Here is a simplified example of a "New users of metformin with T2DM" cohort expression:
{
"ConceptSets": [
{
"id": 0,
"name": "Metformin",
"expression": {
"items": [
{
"concept": {
"CONCEPT_ID": 1503297,
"CONCEPT_NAME": "metformin",
"DOMAIN_ID": "Drug",
"VOCABULARY_ID": "RxNorm",
"STANDARD_CONCEPT": "S"
},
"isExcluded": false,
"includeDescendants": true,
"includeMapped": false
}
]
}
},
{
"id": 1,
"name": "Type 2 Diabetes Mellitus",
"expression": {
"items": [
{
"concept": {
"CONCEPT_ID": 201826,
"CONCEPT_NAME": "Type 2 diabetes mellitus",
"DOMAIN_ID": "Condition",
"VOCABULARY_ID": "SNOMED",
"STANDARD_CONCEPT": "S"
},
"isExcluded": false,
"includeDescendants": true,
"includeMapped": false
}
]
}
}
],
"PrimaryCriteria": {
"CriteriaList": [
{ "DrugExposure": { "CodesetId": 0, "First": true } }
],
"ObservationWindow": { "PriorDays": 365, "PostDays": 0 }
},
"AdditionalCriteria": {
"Type": "ALL",
"CriteriaList": [
{
"Criteria": {
"ConditionOccurrence": { "CodesetId": 1 }
},
"StartWindow": {
"Start": { "Days": 365, "Coeff": -1 },
"End": { "Days": 0, "Coeff": -1 }
},
"Occurrence": { "Type": 2, "Count": 1 }
}
],
"Groups": []
},
"QualifiedLimit": { "Type": "First" },
"ExpressionLimit": { "Type": "First" },
"CollapseSettings": { "CollapseType": "ERA", "EraPad": 0 }
}
This expression reads: "Find patients whose first-ever metformin exposure (with at least 365 days of prior observation) occurs after at least one T2DM diagnosis in the prior year. Keep only the first qualifying event per patient."

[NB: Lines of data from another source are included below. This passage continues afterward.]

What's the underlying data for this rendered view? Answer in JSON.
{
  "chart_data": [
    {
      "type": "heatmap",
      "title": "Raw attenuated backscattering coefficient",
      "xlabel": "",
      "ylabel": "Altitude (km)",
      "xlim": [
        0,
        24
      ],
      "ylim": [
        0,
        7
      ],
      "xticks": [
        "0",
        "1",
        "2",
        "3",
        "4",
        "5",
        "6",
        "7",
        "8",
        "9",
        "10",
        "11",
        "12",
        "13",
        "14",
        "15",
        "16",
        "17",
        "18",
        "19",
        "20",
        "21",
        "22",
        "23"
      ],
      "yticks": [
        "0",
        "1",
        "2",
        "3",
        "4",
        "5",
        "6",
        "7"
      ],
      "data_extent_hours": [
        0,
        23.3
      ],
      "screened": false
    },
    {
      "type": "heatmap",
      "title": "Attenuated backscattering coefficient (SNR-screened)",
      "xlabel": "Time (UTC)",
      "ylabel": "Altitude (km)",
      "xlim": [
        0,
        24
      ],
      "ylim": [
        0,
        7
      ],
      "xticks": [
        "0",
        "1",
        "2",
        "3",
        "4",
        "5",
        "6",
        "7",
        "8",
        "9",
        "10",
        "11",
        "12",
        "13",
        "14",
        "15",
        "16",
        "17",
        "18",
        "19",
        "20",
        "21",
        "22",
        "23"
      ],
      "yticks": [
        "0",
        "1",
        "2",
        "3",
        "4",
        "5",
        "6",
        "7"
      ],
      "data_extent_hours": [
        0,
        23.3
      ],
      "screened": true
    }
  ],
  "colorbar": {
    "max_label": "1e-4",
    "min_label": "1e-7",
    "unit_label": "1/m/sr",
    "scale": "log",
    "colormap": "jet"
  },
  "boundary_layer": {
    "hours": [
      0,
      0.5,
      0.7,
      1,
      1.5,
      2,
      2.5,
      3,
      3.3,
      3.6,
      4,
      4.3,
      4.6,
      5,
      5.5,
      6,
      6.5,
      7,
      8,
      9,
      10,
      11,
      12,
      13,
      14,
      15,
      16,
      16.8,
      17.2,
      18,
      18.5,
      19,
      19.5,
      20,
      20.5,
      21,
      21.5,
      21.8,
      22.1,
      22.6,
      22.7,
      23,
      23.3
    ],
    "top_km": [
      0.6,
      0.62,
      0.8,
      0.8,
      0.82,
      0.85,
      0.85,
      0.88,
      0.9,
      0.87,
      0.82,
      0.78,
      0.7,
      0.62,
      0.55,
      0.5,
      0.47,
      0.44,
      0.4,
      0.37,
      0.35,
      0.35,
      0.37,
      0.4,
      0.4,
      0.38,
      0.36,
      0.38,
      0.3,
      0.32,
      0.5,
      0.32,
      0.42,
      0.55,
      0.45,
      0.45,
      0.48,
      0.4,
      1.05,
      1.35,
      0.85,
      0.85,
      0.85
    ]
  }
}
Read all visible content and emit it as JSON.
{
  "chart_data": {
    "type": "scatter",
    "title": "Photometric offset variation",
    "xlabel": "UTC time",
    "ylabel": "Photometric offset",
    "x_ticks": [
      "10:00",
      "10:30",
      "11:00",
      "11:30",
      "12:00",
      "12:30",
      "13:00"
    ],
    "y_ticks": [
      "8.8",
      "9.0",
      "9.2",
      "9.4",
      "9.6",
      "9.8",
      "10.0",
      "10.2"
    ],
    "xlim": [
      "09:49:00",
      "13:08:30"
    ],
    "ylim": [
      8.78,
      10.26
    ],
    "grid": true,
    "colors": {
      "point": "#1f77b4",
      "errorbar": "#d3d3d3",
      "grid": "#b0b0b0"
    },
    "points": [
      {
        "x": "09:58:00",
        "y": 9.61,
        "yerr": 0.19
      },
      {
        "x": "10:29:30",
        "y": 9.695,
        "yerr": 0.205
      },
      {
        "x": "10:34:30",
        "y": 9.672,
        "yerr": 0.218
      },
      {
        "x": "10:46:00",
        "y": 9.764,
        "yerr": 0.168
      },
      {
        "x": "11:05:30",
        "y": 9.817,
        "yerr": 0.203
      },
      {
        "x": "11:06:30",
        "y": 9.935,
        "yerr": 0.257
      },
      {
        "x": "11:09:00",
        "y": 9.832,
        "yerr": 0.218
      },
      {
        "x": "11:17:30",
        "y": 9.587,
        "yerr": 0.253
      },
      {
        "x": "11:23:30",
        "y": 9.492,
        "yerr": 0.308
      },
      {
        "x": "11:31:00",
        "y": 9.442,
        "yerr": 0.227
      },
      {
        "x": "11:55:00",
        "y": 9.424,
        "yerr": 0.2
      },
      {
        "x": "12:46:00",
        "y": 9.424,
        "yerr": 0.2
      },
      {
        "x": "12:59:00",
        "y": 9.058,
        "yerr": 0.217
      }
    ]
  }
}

Cohort expression JSON exported from Parthenon (without genomic/imaging extensions) can be imported directly into OHDSI Atlas, and vice versa. This makes Parthenon fully interoperable with the broader OHDSI ecosystem.
SQL Generation
When you generate a cohort, Parthenon compiles the CIRCE JSON into executable SQL parameterized for your target CDM schema. The generated SQL:
- Creates a temporary table of all qualifying index events from the primary criteria domain
- Applies the observation window filter to ensure sufficient lookback/follow-up
- Applies each inclusion rule sequentially, recording the count surviving each rule (for the attrition report)
- Applies the end strategy to compute
cohort_end_date - Applies the qualified and expression limits
- Applies collapse settings to merge adjacent eras
- Inserts final rows into the
{results_schema}.cohorttable
The SQL generation is deterministic --- the same expression JSON always produces the same SQL, ensuring reproducibility across executions and data refreshes.
For the complete JSON schema reference, see Appendix C --- CIRCE JSON Schema.